Urmuz fut découvert après sa mort par les
avant-gardistes de l’entre-deux-guerres, une partie de son œuvre ayant été
publiée, dans les années 1920, dans la revue Contimporanul, d’Ion Vinea et Marcel Iancu. Une décennie
plus tard, les écrivains Sașa Pană et Geo Bogza ont publié dans la revue UNU la
plupart des textes d’Urmuz, que la sœur de l’auteur leur avait donnés.
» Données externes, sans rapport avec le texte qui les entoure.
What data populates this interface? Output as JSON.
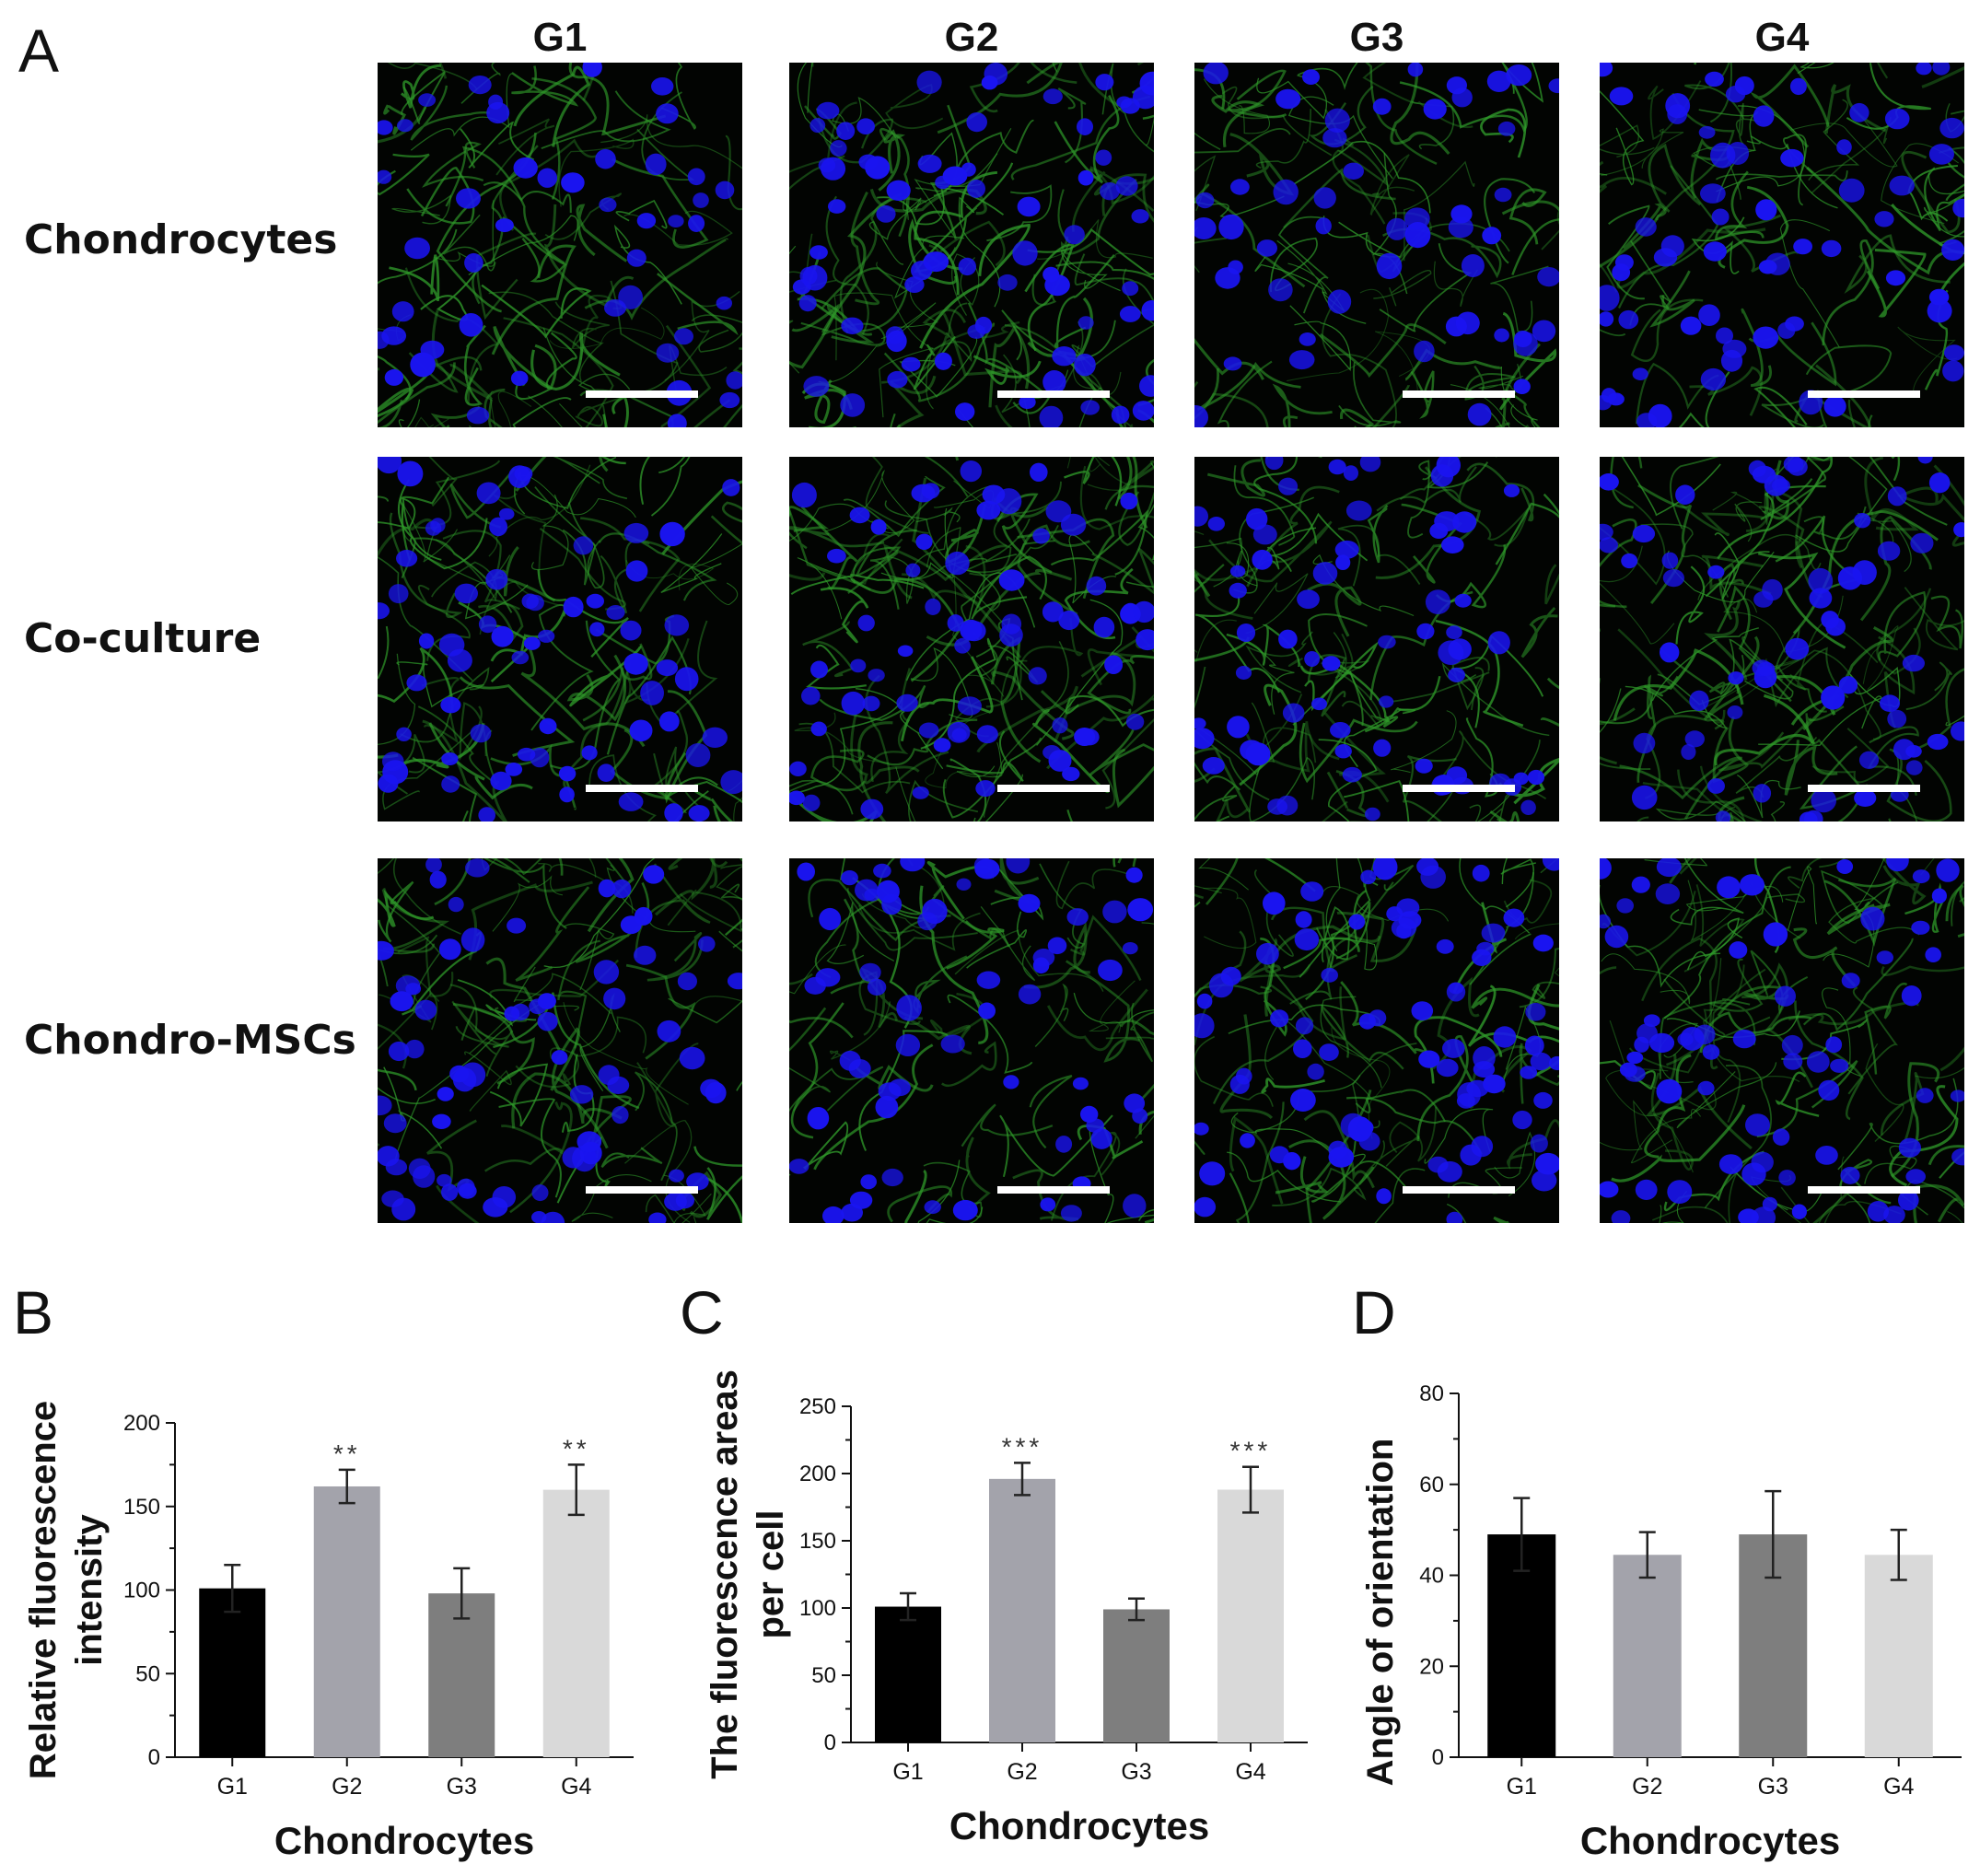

Mais de
nombreux autres textes se sont perdus ; néanmoins, ceux qui restent
suffisent largement pour donner à Urmuz un statut jamais imaginé et reconfirmé
après la révolution de 1989. Pourtant, le régime communiste avait supprimé des
traces biographiques de l’écrivain, telles sa maison familiale, ajoute Gheorghe
Păun: La maison n’existe plus que sur une
seule image récupérée à partir de photos partielles et reconstruite sur
ordinateur. L’immeuble a été démoli en 1984, pour laisser la place à un autre,
à plusieurs étages. Évidemment, Urmuz n’a pas été visible avant la Révolution. Jusqu’il
y a deux ou trois années, peu de gens de Curtea de Argeș savaient quoi que ce
soit sur Urmuz. Aujourd’hui, ils en sont beaucoup plus nombreux, car une belle
plaque en bronze a été fixée sur le mur extérieur de ce nouvel immeuble, en
souvenir de la maison natale de l’écrivain. À Curtea de Argeș, on trouve
actuellement aussi un bar « La Urmuz/Chez Urmuz », où une plaquette
avec des textes d’Urmuz est étalée sur une table, pour les amateurs de lecture.
Parmi les
textes posthumes d’Urmuz, Les Chroniqueurs, L’Entonnoir et Stamate, Fuchsiada
et Le Voyage à l’étranger sont les plus connus.